Raw reads were assessed for quality, adapter content and duplication rates with FastQC v0.11.7, trimmed using cutadapt31 and aligned with STAR v2.6.0c32 (parameters: --outFilterMismatchNoverLmax 0.1 --outFilterScoreMinOverLread 0.9 --outFilterMatchNminOverLread 0.9 --outFilterMatchNmin 20 --alignIntronMax 200000 --alignMatesGapMax 2000 --alignEndsProtrude 10 ConcordantPair --outMultimapperOrder Random --outFilterMultimapNmax 999) to either the mouse or human genome using Mus_musculus.GRCm38 or Homo_sapiens.GRCh38 versions from Ensembl33.

Processing of ChIP-seq data

Raw sequencing files in fastq format were quality assessed by Trimmomatic by trimming reads after a quality drop below a mean of Q15 in a window of five nucleotides37. All reads longer than 15 nucleotides were aligned versus the mouse genome version mm10, keeping just unique alignments (parameters: --outFilterMismatchNoverLmax 0.2 --outFilterScoreMinOverLread 0.66 --outFilterMatchNminOverLread 0.66 --outFilterMatchNmin 20 --alignIntronMax 1 --alignSJDBoverhangMin 999 --outFilterMultimapNmax 1 --alignEndsProtrude 10 ConcordantPair) by using the STAR mapper32. Read deduplication was done by Picard (http://broadinstitute.github.io/picard/).

Processing of TF motifs

TF motifs were downloaded from JASPAR CORE 201838, the JASPAR PBM HOMEO collection and Hocomoco V1139 databases. We further included the human ARGFX_3 motif from footprintDB40 which originates from a HT-SELEX assay41. In addition to the Dux/Dux4 motifs of JASPAR and Hocomoco, we also included two TF motifs for Dux/DUX4 created using MEME-ChIP42 with standard parameters on the ChIP-seq peaks of28 (GSE87279).
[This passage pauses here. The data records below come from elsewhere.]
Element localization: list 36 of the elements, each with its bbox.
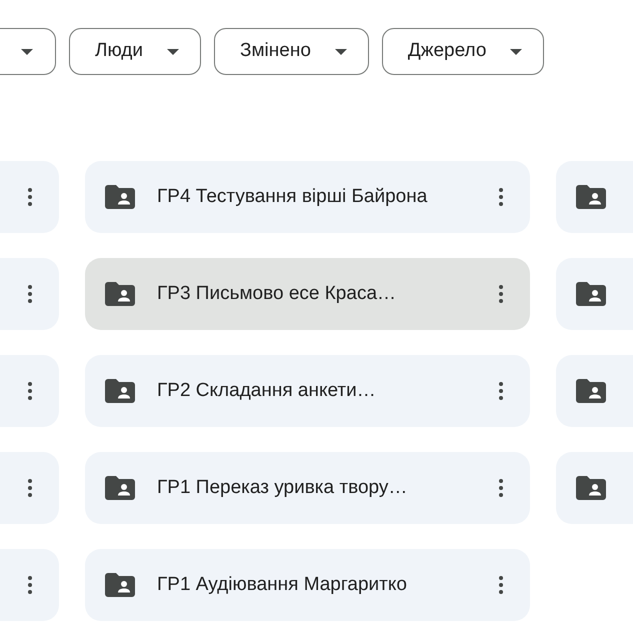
folder-name: ГР4 Тестування вірші Байрона xyxy=(157,184,428,209)
folder-card[interactable]: ГР1 Переказ уривка твору… xyxy=(85,452,530,524)
caret-icon xyxy=(167,48,180,54)
more-icon xyxy=(28,285,32,303)
more-icon xyxy=(499,479,503,497)
shared-folder-icon xyxy=(105,379,135,403)
folder-card[interactable]: ГР2 Складання анкети… xyxy=(85,355,530,427)
more-icon xyxy=(499,382,503,400)
more-icon xyxy=(499,285,503,303)
folder-name: ГР1 Аудіювання Маргаритко xyxy=(157,572,407,597)
filter-chip[interactable]: Люди xyxy=(69,28,202,75)
shared-folder-icon xyxy=(576,476,606,500)
filter-chip[interactable]: Джерело xyxy=(382,28,544,75)
folder-name: ГР1 Переказ уривка твору… xyxy=(157,476,408,500)
more-icon xyxy=(28,382,32,400)
folder-card[interactable]: ГР4 Тестування вірші Байрона xyxy=(85,161,530,233)
shared-folder-icon xyxy=(576,379,606,403)
filter-chip[interactable]: Змінено xyxy=(214,28,369,75)
caret-icon xyxy=(21,48,33,54)
folder-name: ГР3 Письмово есе Краса… xyxy=(157,282,396,306)
shared-folder-icon xyxy=(105,185,135,209)
more-icon xyxy=(499,576,503,594)
shared-folder-icon xyxy=(576,185,606,209)
more-icon xyxy=(28,576,32,594)
folder-card[interactable]: ГР1 Аудіювання Маргаритко xyxy=(85,549,530,621)
shared-folder-icon xyxy=(576,282,606,306)
shared-folder-icon xyxy=(105,282,135,306)
caret-icon xyxy=(510,48,522,54)
folder-card[interactable]: ГР3 Письмово есе Краса… xyxy=(85,258,530,330)
more-icon xyxy=(499,188,503,206)
folder-name: ГР2 Складання анкети… xyxy=(157,378,376,403)
caret-icon xyxy=(334,48,347,54)
more-icon xyxy=(28,479,32,497)
shared-folder-icon xyxy=(105,476,135,500)
more-icon xyxy=(28,188,32,206)
shared-folder-icon xyxy=(105,573,135,597)
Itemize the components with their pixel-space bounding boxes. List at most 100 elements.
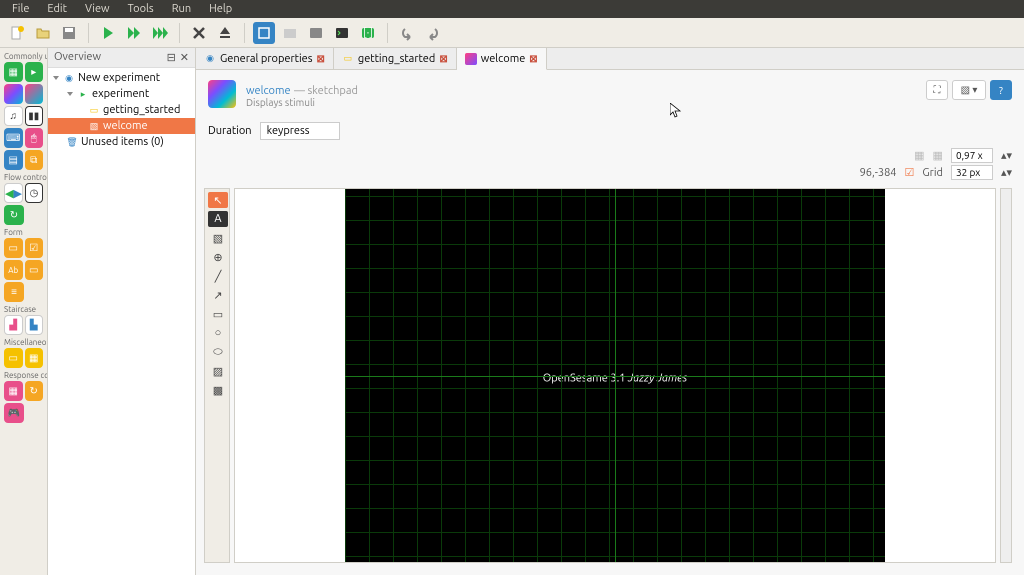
run-icon[interactable] (97, 22, 119, 44)
open-file-icon[interactable] (32, 22, 54, 44)
palette-form2-icon[interactable]: ☑ (25, 238, 44, 258)
tree-welcome-label: welcome (103, 120, 148, 132)
arrow-tool-icon[interactable]: ↗ (208, 287, 228, 303)
tree-getting-started[interactable]: ▭ getting_started (48, 102, 195, 118)
debug-icon[interactable] (305, 22, 327, 44)
line-tool-icon[interactable]: ╱ (208, 268, 228, 284)
circle-tool-icon[interactable]: ○ (208, 325, 228, 341)
menu-file[interactable]: File (4, 1, 37, 17)
variable-icon[interactable]: [·] (357, 22, 379, 44)
item-palette: Commonly used ▦▸ ♫▮▮ ⌨🖱 ▤⧉ Flow control … (0, 48, 48, 575)
tree-unused-label: Unused items (0) (81, 136, 164, 148)
tab-general-close-icon[interactable]: ⊠ (316, 53, 324, 65)
new-file-icon[interactable] (6, 22, 28, 44)
kill-icon[interactable] (188, 22, 210, 44)
draw-toolbox: ↖ A ▧ ⊕ ╱ ↗ ▭ ○ ⬭ ▨ ▩ (204, 188, 230, 563)
palette-synth-icon[interactable]: ▮▮ (25, 106, 44, 126)
palette-resp3-icon[interactable]: 🎮 (4, 403, 24, 423)
ellipse-tool-icon[interactable]: ⬭ (208, 344, 228, 360)
palette-form1-icon[interactable]: ▭ (4, 238, 23, 258)
content-area: ◉ General properties ⊠ ▭ getting_started… (196, 48, 1024, 575)
fixdot-tool-icon[interactable]: ⊕ (208, 249, 228, 265)
palette-stair2-icon[interactable]: ▙ (25, 315, 44, 335)
grid-input[interactable] (951, 165, 993, 180)
palette-inline-icon[interactable]: ⧉ (25, 150, 44, 170)
palette-flow3-icon[interactable]: ↻ (4, 205, 24, 225)
item-description[interactable]: Displays stimuli (246, 97, 358, 108)
palette-stair1-icon[interactable]: ▟ (4, 315, 23, 335)
menu-run[interactable]: Run (164, 1, 199, 17)
palette-sampler-icon[interactable]: ♫ (4, 106, 23, 126)
palette-flow-label: Flow control (2, 171, 45, 182)
vertical-scrollbar[interactable] (1000, 188, 1012, 563)
palette-logger-icon[interactable]: ▤ (4, 150, 23, 170)
tree-experiment[interactable]: ▸ experiment (48, 86, 195, 102)
menu-help[interactable]: Help (201, 1, 240, 17)
run-quick-icon[interactable] (149, 22, 171, 44)
palette-resp2-icon[interactable]: ↻ (25, 381, 44, 401)
folder-icon[interactable] (279, 22, 301, 44)
menu-view[interactable]: View (77, 1, 118, 17)
run-fast-icon[interactable] (123, 22, 145, 44)
sketchpad-canvas[interactable]: OpenSesame 3.1 Jazzy James (345, 188, 885, 563)
palette-misc1-icon[interactable]: ▭ (4, 348, 23, 368)
menu-edit[interactable]: Edit (39, 1, 75, 17)
terminal-icon[interactable] (331, 22, 353, 44)
palette-form3-icon[interactable]: Ab (4, 260, 23, 280)
duration-label: Duration (208, 125, 252, 137)
text-tool-icon[interactable]: A (208, 211, 228, 227)
redo-icon[interactable] (422, 22, 444, 44)
palette-misc2-icon[interactable]: ▦ (25, 348, 44, 368)
tab-getting-started-close-icon[interactable]: ⊠ (439, 53, 447, 65)
palette-resp1-icon[interactable]: ▦ (4, 381, 23, 401)
menubar: File Edit View Tools Run Help (0, 0, 1024, 18)
palette-flow2-icon[interactable]: ◷ (25, 183, 43, 203)
overview-close-icon[interactable]: ✕ (180, 51, 189, 64)
palette-form-label: Form (2, 226, 45, 237)
menu-tools[interactable]: Tools (120, 1, 162, 17)
palette-keyboard-icon[interactable]: ⌨ (4, 128, 23, 148)
view-mode-button[interactable]: ▧ ▾ (952, 80, 986, 100)
duration-input[interactable] (260, 122, 340, 140)
layout-icon[interactable] (253, 22, 275, 44)
palette-loop-icon[interactable]: ▦ (4, 62, 23, 82)
rect-tool-icon[interactable]: ▭ (208, 306, 228, 322)
svg-text:[·]: [·] (363, 27, 373, 39)
palette-form4-icon[interactable]: ▭ (25, 260, 44, 280)
item-header: welcome — sketchpad Displays stimuli ⛶ ▧… (196, 70, 1024, 118)
tab-welcome[interactable]: welcome ⊠ (457, 48, 547, 70)
coords-display: 96,-384 (860, 167, 897, 179)
canvas-area[interactable]: OpenSesame 3.1 Jazzy James (234, 188, 996, 563)
tree-unused[interactable]: 🗑 Unused items (0) (48, 134, 195, 150)
tab-welcome-close-icon[interactable]: ⊠ (529, 53, 537, 65)
fullscreen-button[interactable]: ⛶ (926, 80, 948, 100)
palette-feedback-icon[interactable] (25, 84, 44, 104)
help-button[interactable]: ? (990, 80, 1012, 100)
undo-icon[interactable] (396, 22, 418, 44)
tab-general[interactable]: ◉ General properties ⊠ (196, 48, 334, 69)
palette-sequence-icon[interactable]: ▸ (25, 62, 44, 82)
overview-panel: Overview ⊟ ✕ ◉ New experiment ▸ experimen… (48, 48, 196, 575)
palette-sketchpad-icon[interactable] (4, 84, 23, 104)
tree-root[interactable]: ◉ New experiment (48, 70, 195, 86)
pointer-tool-icon[interactable]: ↖ (208, 192, 228, 208)
tree-welcome[interactable]: ▧ welcome (48, 118, 195, 134)
noise-tool-icon[interactable]: ▩ (208, 382, 228, 398)
tree-experiment-label: experiment (92, 88, 149, 100)
gabor-tool-icon[interactable]: ▨ (208, 363, 228, 379)
palette-misc-label: Miscellaneous (2, 336, 45, 347)
save-file-icon[interactable] (58, 22, 80, 44)
image-tool-icon[interactable]: ▧ (208, 230, 228, 246)
tab-bar: ◉ General properties ⊠ ▭ getting_started… (196, 48, 1024, 70)
overview-title: Overview (54, 51, 101, 64)
item-name[interactable]: welcome (246, 85, 291, 97)
palette-flow1-icon[interactable]: ◀▶ (4, 183, 23, 203)
eject-icon[interactable] (214, 22, 236, 44)
tab-getting-started[interactable]: ▭ getting_started ⊠ (334, 48, 457, 69)
palette-form5-icon[interactable]: ≡ (4, 282, 24, 302)
grid-stepper-icon[interactable]: ▴▾ (1001, 166, 1012, 179)
overview-collapse-icon[interactable]: ⊟ (167, 51, 176, 64)
item-type: sketchpad (307, 85, 357, 97)
toolbar: [·] (0, 18, 1024, 48)
palette-mouse-icon[interactable]: 🖱 (25, 128, 44, 148)
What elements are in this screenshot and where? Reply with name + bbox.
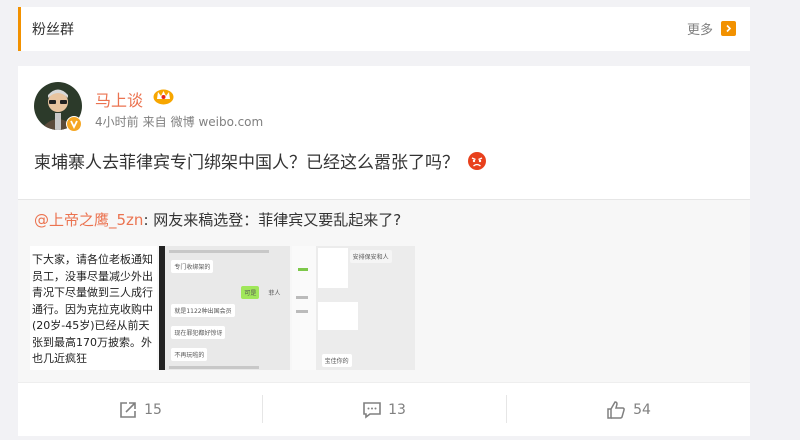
more-link[interactable]: 更多	[687, 19, 736, 38]
chat-bubble: 不再玩啦的	[171, 348, 208, 361]
accent-bar	[18, 7, 21, 51]
chat-block	[317, 248, 348, 288]
post-text: 柬埔寨人去菲律宾专门绑架中国人？已经这么嚣张了吗？	[34, 148, 487, 173]
image-edge	[159, 246, 166, 370]
repost-image-2[interactable]: 专门收绑架的 可是 菲人 就是1122种出国会员 现在罪犯都好惊讶 不再玩啦的	[159, 246, 290, 370]
post-time[interactable]: 4小时前	[95, 115, 139, 129]
chat-bubble: 就是1122种出国会员	[171, 304, 235, 317]
like-count: 54	[633, 401, 651, 418]
chat-bubble: 可是	[241, 286, 260, 299]
repost-image-3[interactable]: 安排保安和人 宝佳你的	[291, 246, 415, 370]
share-icon	[120, 401, 136, 418]
chat-bubble: 专门收绑架的	[171, 260, 214, 273]
image-text-line: 张到最高170万披索。外	[32, 335, 152, 349]
image-text-line: 员工，没事尽量减少外出	[32, 269, 153, 283]
repost-images: 下大家，请各位老板通知 员工，没事尽量减少外出 青况下尽量做到三人成行 通行。因…	[30, 246, 415, 370]
weibo-post-card: 马上谈 4小时前 来自 微博 weibo.com 柬埔寨人去菲律宾专门绑架中国人？已…	[18, 66, 750, 436]
repost-image-1[interactable]: 下大家，请各位老板通知 员工，没事尽量减少外出 青况下尽量做到三人成行 通行。因…	[30, 246, 158, 370]
image-text-line: (20岁-45岁)已经从前天	[32, 319, 150, 332]
chat-bubble: 菲人	[268, 290, 281, 297]
chat-line	[169, 250, 270, 253]
share-count: 15	[144, 401, 162, 418]
fans-group-bar: 粉丝群 更多	[18, 7, 750, 51]
vip-crown-icon[interactable]	[153, 87, 174, 105]
angry-emoji-icon	[467, 151, 487, 171]
more-label: 更多	[686, 23, 713, 38]
image-text-line: 也几近疯狂	[32, 352, 87, 365]
fans-group-title: 粉丝群	[32, 22, 74, 38]
image-text-line: 青况下尽量做到三人成行	[32, 286, 153, 299]
chevron-right-icon	[721, 21, 736, 36]
chat-bubble: 现在罪犯都好惊讶	[171, 326, 226, 339]
chat-line	[295, 296, 308, 299]
chat-line	[297, 268, 308, 271]
verified-badge-icon	[66, 116, 82, 132]
comment-count: 13	[388, 401, 406, 418]
image-edge	[291, 246, 316, 370]
repost-block: @上帝之鹰_5zn: 网友来稿选登：菲律宾又要乱起来了? 下大家，请各位老板通知…	[18, 199, 750, 382]
comment-button[interactable]: 13	[262, 383, 506, 436]
post-text-content: 柬埔寨人去菲律宾专门绑架中国人？已经这么嚣张了吗？	[34, 153, 459, 173]
post-meta: 4小时前 来自 微博 weibo.com	[95, 113, 267, 130]
chat-block	[317, 302, 358, 330]
like-button[interactable]: 54	[506, 383, 750, 436]
repost-content: : 网友来稿选登：菲律宾又要乱起来了?	[143, 211, 402, 229]
repost-text: @上帝之鹰_5zn: 网友来稿选登：菲律宾又要乱起来了?	[34, 209, 401, 230]
chat-bubble: 安排保安和人	[349, 250, 392, 263]
username[interactable]: 马上谈	[95, 87, 143, 111]
comment-icon	[363, 401, 381, 419]
chat-line	[295, 310, 308, 313]
chat-bubble: 宝佳你的	[321, 354, 352, 367]
post-actions: 15 13 54	[18, 382, 750, 436]
from-label: 来自	[142, 115, 167, 129]
post-source[interactable]: 微博 weibo.com	[171, 115, 264, 129]
share-button[interactable]: 15	[18, 383, 262, 436]
image-text-line: 通行。因为克拉克收购中	[32, 302, 153, 316]
chat-line	[169, 366, 260, 369]
image-text-line: 下大家，请各位老板通知	[32, 253, 153, 266]
repost-mention[interactable]: @上帝之鹰_5zn	[34, 211, 143, 229]
like-icon	[607, 400, 625, 419]
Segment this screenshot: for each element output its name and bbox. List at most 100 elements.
JASPAR motifs were linked to Ensembl gene ids by mapping the provided Uniprot id to the Ensembl gene id through biomaRt43. Hocomoco motifs were likewise linked to genes through the provided HGNC/MGI annotation. Due to the redundancy of motifs between JASPAR and Hocomoco, we further filtered the TF motifs to one motif per gene, preferentially choosing motifs originating from mouse/human, respectively. For each TOBIAS run, we created sets of expressed TFs as estimated from RNA-seq in the respective conditions. This amounted to 590 motifs for the dataset on human preimplantation stages, 464 motifs for the dataset on mouse preimplantation, and 459 for the DuxOE dataset.

Maternal genes

Maternal genes for human and mouse were downloaded from the REGULATOR database17. Entrez gene ids were converted to Ensembl gene ids using biomaRt43 and subsequently matched to available TF motifs as previously explained.

Overlap of Dux binding sites with repeat elements

Repeat elements for mm10 were downloaded from UCSC (http://hgdownload.cse.ucsc.edu/goldenpath/mm10/database/rmsk.txt.gz). Overlap of Dux sites to individual repeat elements was performed using bedtools intersect. The sum of overlaps were counted per repeat class (LINE1/LTR).

Visualization

All TF-score heatmaps were generated by R Version 3.5.3 and ComplexHeatmap package version 3.644. Individual gene views were generated by loading TOBIAS output tracks into IGV version 2.6.245 or using the TOBIAS PlotTracks module, which is a wrapper for the svist4get visualization tool46. TF networks were drawn with Cytoscape version 3.7.147. Heatmaps of genomic signal density were generated using Deeptools version 3.3.048. All other figures, such as footprint plots, volcano plots and motif clustering dendrograms were generated by the TOBIAS visualization modules.

The TOBIAS framework

Details on the TOBIAS algorithms and framework setup are found in the Supplementary Methods part 1 and 2.

Comparison of TOBIAS to existing methods

Details on the validation and comparison of TOBIAS to existing methods for bias correction and footprinting are found in the Supplementary Methods part 3.

Reporting summary

Further information on research design is available in the Nature Research Reporting Summary linked to this article.